A first: European masters championships will test for EPO
Starting this Thursday, a town in Slovenia will host 3,700 masters athletes. They’ll compete in the 16th European Masters Athletics Championships. As usual, Germany dominates the field — with 655 men and women entered. Britain is second with 333. But the elephant on the track in Ljubljana will be an expanded drug-testing regimen. Besides the usual suspects (steroids and steroid-maskers), the Eurovets will test for EPO, aka Erythropoietin.
EVAA Council kindly informs all . . . participants of the 16th European Championships (EVACS) that for the first time in the history of EVAA, the organisers will conduct both ‘normal’ doping tests as well as EPO tests. An agreement with the University of Ljubljana makes these tests possible. Together with the Slovenian National Anti-Doping Organisation (NADO), a team of the university is responsible for all tests during the championships.
Well, how nice. And also pointless, self-defeating and potentially bankrupting for the masters movement.
This amounts to an arms race of dope-testing. It’s hugely expensive, and it’s now being applied to folks who might require EPO to live a disease-free life. (And don’t get me started on the bogus therapeutic-use exemption, or TUE, which WMA holds out for people who take doctor-prescribed medications for quality of life. They’d get nailed just the same.)
But the real hoot in this nanny culture is the fact that barely a fraction of entered athletes will ever be tested. That renders this announcement a mere publicity ploy — a sop to the dope-fighters (especially Germans) who are obsessed with the issue.
That’s for good cause, of course. They’re trying to live down their East German history of vast doping in the 1970s and 1980s. (See “Faust’s Gold“ for details.)

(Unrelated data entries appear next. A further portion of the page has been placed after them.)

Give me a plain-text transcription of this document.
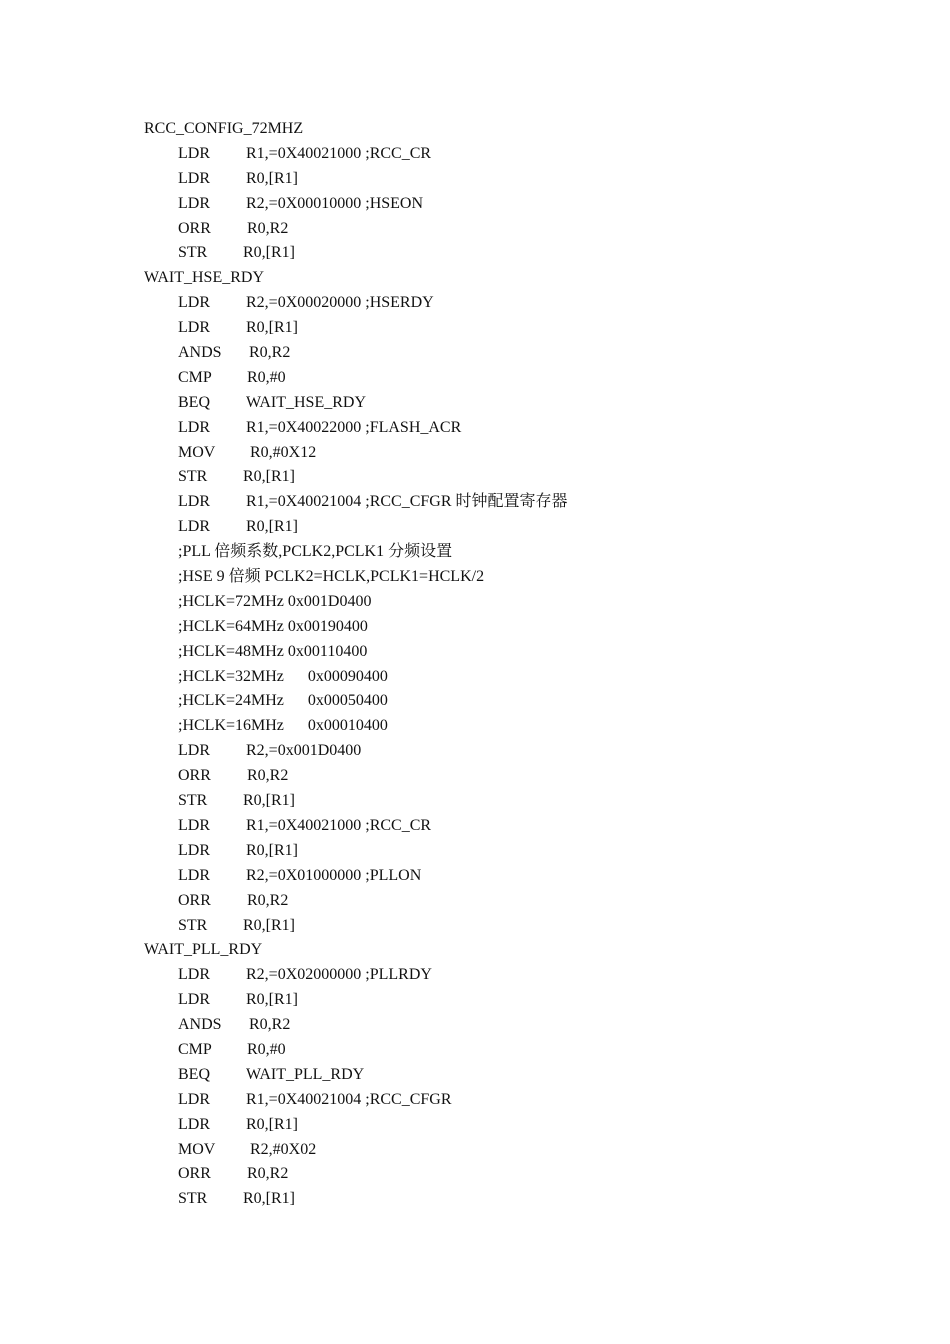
RCC_CONFIG_72MHZ
LDR R1,=0X40021000 ;RCC_CR
LDR R0,[R1]
LDR R2,=0X00010000 ;HSEON
ORR R0,R2
STR R0,[R1]
WAIT_HSE_RDY
LDR R2,=0X00020000 ;HSERDY
LDR R0,[R1]
ANDS R0,R2
CMP R0,#0
BEQ WAIT_HSE_RDY
LDR R1,=0X40022000 ;FLASH_ACR
MOV R0,#0X12
STR R0,[R1]
LDR R1,=0X40021004 ;RCC_CFGR 时钟配置寄存器
LDR R0,[R1]
;PLL 倍频系数,PCLK2,PCLK1 分频设置
;HSE 9 倍频 PCLK2=HCLK,PCLK1=HCLK/2
;HCLK=72MHz 0x001D0400
;HCLK=64MHz 0x00190400
;HCLK=48MHz 0x00110400
;HCLK=32MHz      0x00090400
;HCLK=24MHz      0x00050400
;HCLK=16MHz      0x00010400
LDR R2,=0x001D0400
ORR R0,R2
STR R0,[R1]
LDR R1,=0X40021000 ;RCC_CR
LDR R0,[R1]
LDR R2,=0X01000000 ;PLLON
ORR R0,R2
STR R0,[R1]
WAIT_PLL_RDY
LDR R2,=0X02000000 ;PLLRDY
LDR R0,[R1]
ANDS R0,R2
CMP R0,#0
BEQ WAIT_PLL_RDY
LDR R1,=0X40021004 ;RCC_CFGR
LDR R0,[R1]
MOV R2,#0X02
ORR R0,R2
STR R0,[R1]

As usual, the reason for the announcement is to “scare away” dopers and look good to the anti-doping agencies and the press that eats up junk like this. Also as usual: The odds are the real dopers will get away with it and anyone who tests positive will be an innocent victim of the EPO witch hunt.
Thankfully, USATF Masters T&F has never bought into this nonsense. The urine tests, which cost about $300-per-athlete for steroids alone, are way outside our budget. And even if a token five tests were done at masters nationals, a targeted athlete could raise a genuine legal stink. How fair is it that less than 1 percent of athletes get tested?
Anyway, congrats to Ljubljana and the Eurovets for making masters the latest front in the EPO wars! We’ll all be safer for it, I’m sure.